Hängebegonie
Begonia boliviensis
Die Hängebegonie ist die Antwort auf den Nordbalkon. Wo Petunien und Geranien nur noch mickern, bringt sie von Mai bis zum ersten Frost hunderte schmale, leuchtende Blüten hervor, die an kleinen Stielen über den Topfrand fallen.
Sie stammt aus den Anden Boliviens und wächst dort in Felsspalten unter Bäumen. Das erklärt ihre Vorlieben: gedämpftes Licht, gleichmäßige Feuchtigkeit und gute Drainage. Ein Detail macht sie besonders interessant: Sie bildet Knollen und lässt sich damit über den Winter retten.
Hängebegonien blühen dort weiter, wo den meisten anderen Balkonpflanzen das Licht fehlt.
- Standort
- Halbschattig bis schattig, verträgt auch Sonne
- Blütezeit
- Mai bis zum ersten Frost
- Wuchs
- Überhängend, 30 bis 50 cm
- Gießen
- Gleichmäßig feucht, nicht über die Blätter
- Düngen
- Alle ein bis zwei Wochen
- Ausputzen
- Nicht nötig, reinigt sich selbst
- Winterhart
- Nein, Knolle überwinterbar
- Hinweis
- Nicht zum Verzehr geeignet
Der richtige Platz
Halbschatten ist ideal, tiefer Schatten funktioniert noch. Auch ein Nordbalkon, an dem nie direkte Sonne ankommt, reicht dieser Pflanze für eine volle Saison Blüte. Genau darin liegt ihr Wert, denn kaum eine andere Sommerblume leistet das.
Anders als die klassischen Knollenbegonien kommen die Sorten der Begonia boliviensis auch mit einem sonnigen Platz zurecht. Dort brauchen sie allerdings deutlich mehr Wasser, und an sehr heißen Standorten können die Blätter helle Flecken bekommen. Wer die Wahl hat, gibt ihnen Morgensonne und Nachmittagsschatten.
Windgeschützt sollte es sein, die Triebe sind vergleichsweise weich und brechen leicht.
Gießen
Halten Sie die Erde gleichmäßig feucht. Weil Begonien meist im Schatten stehen, trocknet ihr Topf langsamer aus als der einer Geranie in der Sonne. Prüfen Sie deshalb lieber mit dem Finger, statt nach festem Zeitplan zu gießen.

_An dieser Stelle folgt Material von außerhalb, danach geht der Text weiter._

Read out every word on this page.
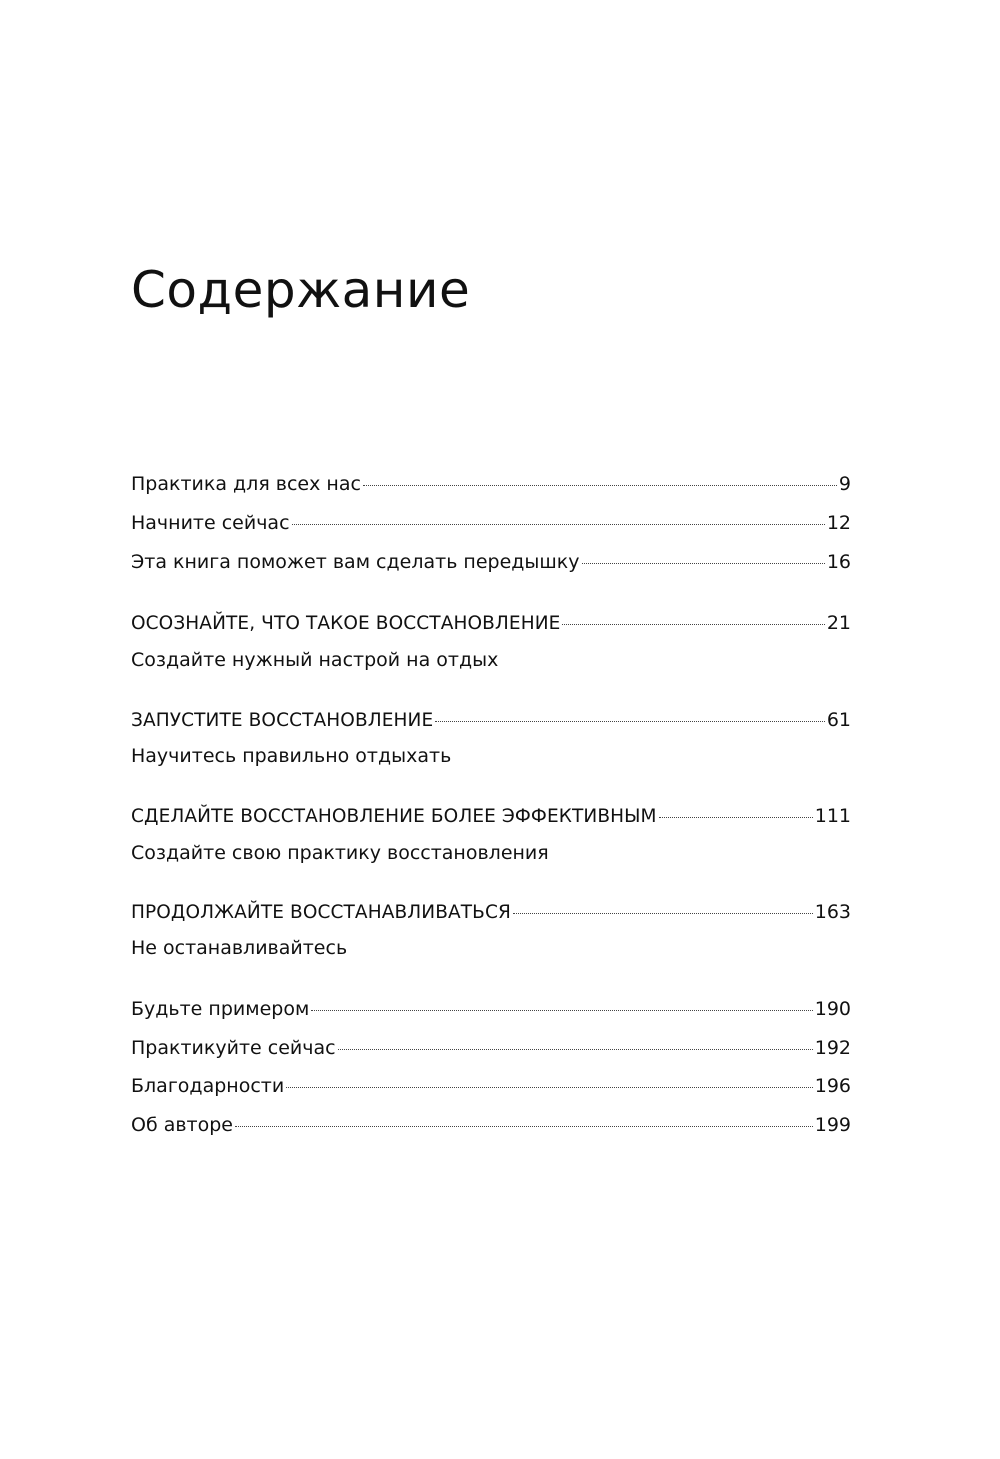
Содержание
Практика для всех нас	9
Начните сейчас	12
Эта книга поможет вам сделать передышку	16
ОСОЗНАЙТЕ, ЧТО ТАКОЕ ВОССТАНОВЛЕНИЕ	21
Создайте нужный настрой на отдых
ЗАПУСТИТЕ ВОССТАНОВЛЕНИЕ	61
Научитесь правильно отдыхать
СДЕЛАЙТЕ ВОССТАНОВЛЕНИЕ БОЛЕЕ ЭФФЕКТИВНЫМ	111
Создайте свою практику восстановления
ПРОДОЛЖАЙТЕ ВОССТАНАВЛИВАТЬСЯ	163
Не останавливайтесь
Будьте примером	190
Практикуйте сейчас	192
Благодарности	196
Об авторе	199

Staunässe ist das größte Risiko. Die fleischigen Stiele und die Knolle faulen schnell, wenn Wasser im Untersetzer steht.
Gießen Sie an die Erde und nicht über das Laub. Begonienblätter bleiben im Schatten lange nass, und darauf setzt sich gern Mehltau.
Düngen
Alle ein bis zwei Wochen Flüssigdünger für Blühpflanzen genügt, oder ein Langzeitdünger beim Einpflanzen. Begonien sind weniger hungrig als Petunien.
Zu viel Stickstoff bringt große Blätter und wenige Blüten. Halten Sie sich an die Dosierung auf der Packung.
Ausputzen und Rückschnitt
Hängebegonien sind selbstreinigend, verblühte Blüten fallen von selbst ab. Ein Rückschnitt ist während der Saison nicht nötig.
Entfernen Sie gelegentlich abgestorbene Blätter, damit sie nicht auf der feuchten Erde liegen bleiben und faulen.
Die Knolle überwintern
Anders als die meisten Sommerblüher lässt sich diese Begonie über den Winter bringen, weil sie eine Knolle bildet.
- Im Herbst weniger gießen, sobald die Blüte nachlässt.
- Nach dem ersten Frost die oberirdischen Teile abschneiden.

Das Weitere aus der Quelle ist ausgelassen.